I am so overwhelmed that I am standing on the ledge ready to jump off and into a vat of insane weeping. I cannot believe it! She is so easy to talk with. I normally am quite a stoic, but with her, I can just talk and share these burdens and the loneliness that at times is overwhelming. I do not think I have ever talked so candidly to anyone other than my husband about how difficult it can be some days. I purge the pity stew I had feasted on earlier.
Suddenly the cat is out of the bag. Claire confesses all. She is tired, wore out, and sick of being strong. I know it is just that kind of day and I will get through. That is no comfort in the moment though. No more room for pity. My new friend and I just moved into the realm of brutal honesty.

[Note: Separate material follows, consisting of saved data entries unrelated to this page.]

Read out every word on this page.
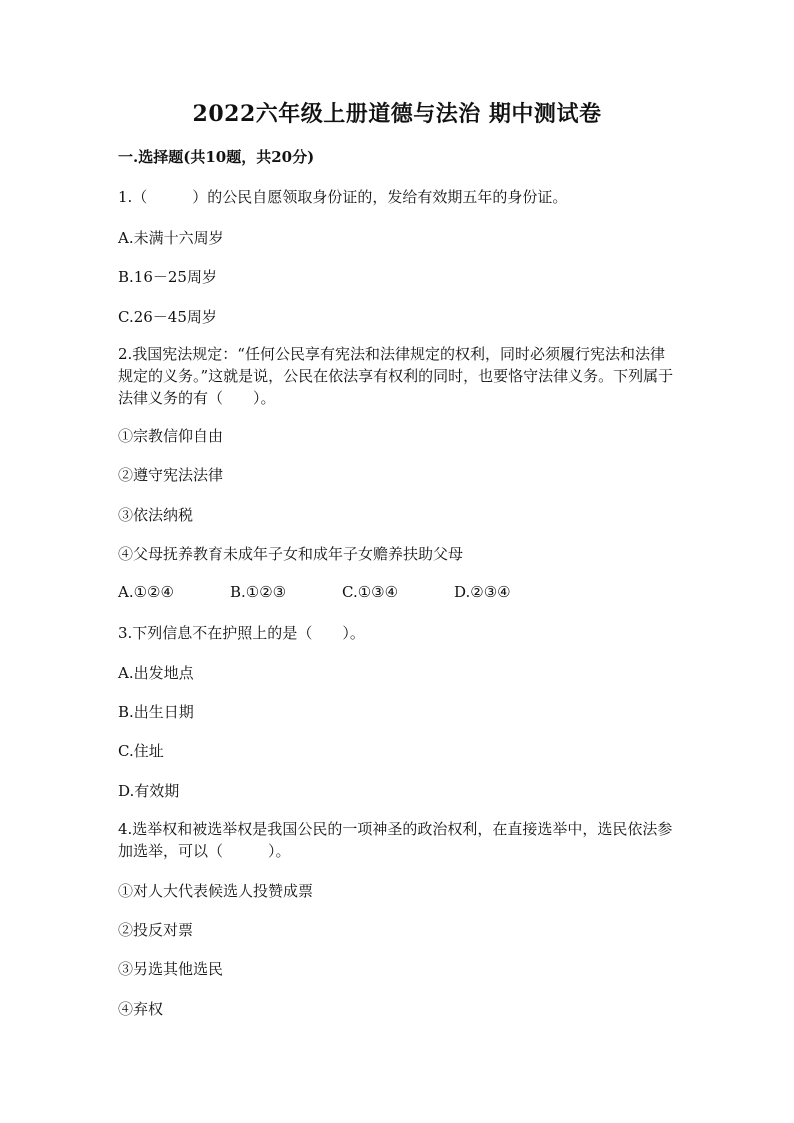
2022六年级上册道德与法治 期中测试卷
一.选择题(共10题，共20分)
1.（　　　）的公民自愿领取身份证的，发给有效期五年的身份证。
A.未满十六周岁
B.16－25周岁
C.26－45周岁
2.我国宪法规定：“任何公民享有宪法和法律规定的权利，同时必须履行宪法和法律规定的义务。”这就是说，公民在依法享有权利的同时，也要恪守法律义务。下列属于法律义务的有（　　）。
①宗教信仰自由
②遵守宪法法律
③依法纳税
④父母抚养教育未成年子女和成年子女赡养扶助父母
A.①②④	B.①②③	C.①③④	D.②③④
3.下列信息不在护照上的是（　　）。
A.出发地点
B.出生日期
C.住址
D.有效期
4.选举权和被选举权是我国公民的一项神圣的政治权利，在直接选举中，选民依法参加选举，可以（　　　）。
①对人大代表候选人投赞成票
②投反对票
③另选其他选民
④弃权
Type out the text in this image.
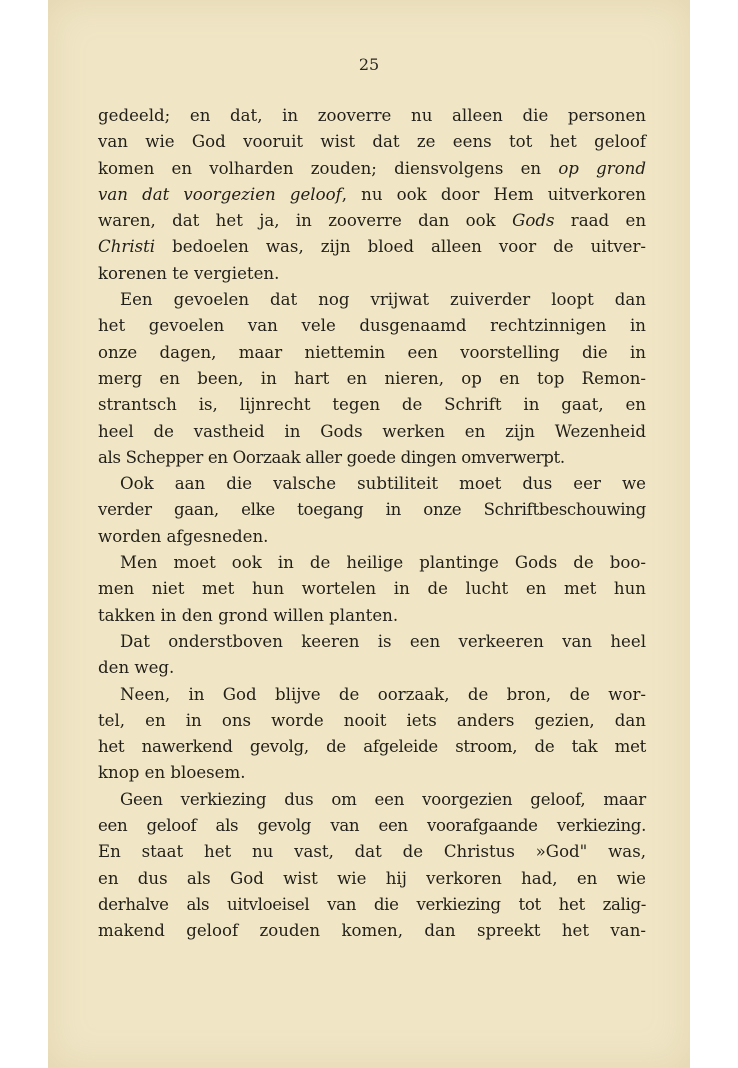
25
gedeeld; en dat, in zooverre nu alleen die personen
van wie God vooruit wist dat ze eens tot het geloof
komen en volharden zouden; diensvolgens en op grond
van dat voorgezien geloof, nu ook door Hem uitverkoren
waren, dat het ja, in zooverre dan ook Gods raad en
Christi bedoelen was, zijn bloed alleen voor de uitver-
korenen te vergieten.
Een gevoelen dat nog vrijwat zuiverder loopt dan
het gevoelen van vele dusgenaamd rechtzinnigen in
onze dagen, maar niettemin een voorstelling die in
merg en been, in hart en nieren, op en top Remon-
strantsch is, lijnrecht tegen de Schrift in gaat, en
heel de vastheid in Gods werken en zijn Wezenheid
als Schepper en Oorzaak aller goede dingen omverwerpt.
Ook aan die valsche subtiliteit moet dus eer we
verder gaan, elke toegang in onze Schriftbeschouwing
worden afgesneden.
Men moet ook in de heilige plantinge Gods de boo-
men niet met hun wortelen in de lucht en met hun
takken in den grond willen planten.
Dat onderstboven keeren is een verkeeren van heel
den weg.
Neen, in God blijve de oorzaak, de bron, de wor-
tel, en in ons worde nooit iets anders gezien, dan
het nawerkend gevolg, de afgeleide stroom, de tak met
knop en bloesem.
Geen verkiezing dus om een voorgezien geloof, maar
een geloof als gevolg van een voorafgaande verkiezing.
En staat het nu vast, dat de Christus »God" was,
en dus als God wist wie hij verkoren had, en wie
derhalve als uitvloeisel van die verkiezing tot het zalig-
makend geloof zouden komen, dan spreekt het van-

What feels like a mere five minutes later, I look up and notice that my yard looks fantastic. I am ready to cry again, but this time out of relief and gratitude. I offer everyone a drink, but they refuse, insisting that they are fine. They say “Thank your husband and my son for their service to our Country.” I hear that a lot and I always pass the message along. I wonder if these people realize that they just thanked me for holding the fort down and working so hard to keep it all going smoothly while my soldiers are actively serving. They took a moment to offer a helping hand in a very tangible way; a small way that made a huge difference to a discouraged and tired neighbor.
I stood up and extended my arm to shake my new found friends’ hands, but I hear a very loud roaring motor in the background. It is loud and intrusive. So loud, in fact, that it shook my universe for just a moment. I looked at my extended hand, and there sitting in it was a rake. I looked around me and I was standing in my backyard. All around me are crunchy leaves. The loud roar that viciously ripped me from my daydream is a neighbor’s lawn mower.
Within those dry, crackly leaves I found a momentary oasis. Sure it was just a fantasy, but it was a real fantasy had by a real Army wife.











September 15th, 2008 at 3:01 pm
Yet another great blog. Fantasy or not, your description is so real and we’ve all been there. When people really do offer to help, it makes a world of difference.
September 16th, 2008 at 12:28 pm
Great one, Claire. Every once in a while, you can find a neighbor or neighborhood like that. Too bad that they are the exception rather than the rule nowadays.
September 17th, 2008 at 4:42 am
Thanks Jill and Crawfish. Oh I remember the raking that day, but I remember how sore I was the next day! haha! Fortunately I raked on Saturday so the only strenuous thing I had to do on Sunday was slip quietly into a pew at Church.
The help always means so much, and especially when you are several months into the deployment. There comes a time when you really wonder if you will make it or not — I think we always know on a deep guy level we will, but you wonder because your energy is spent.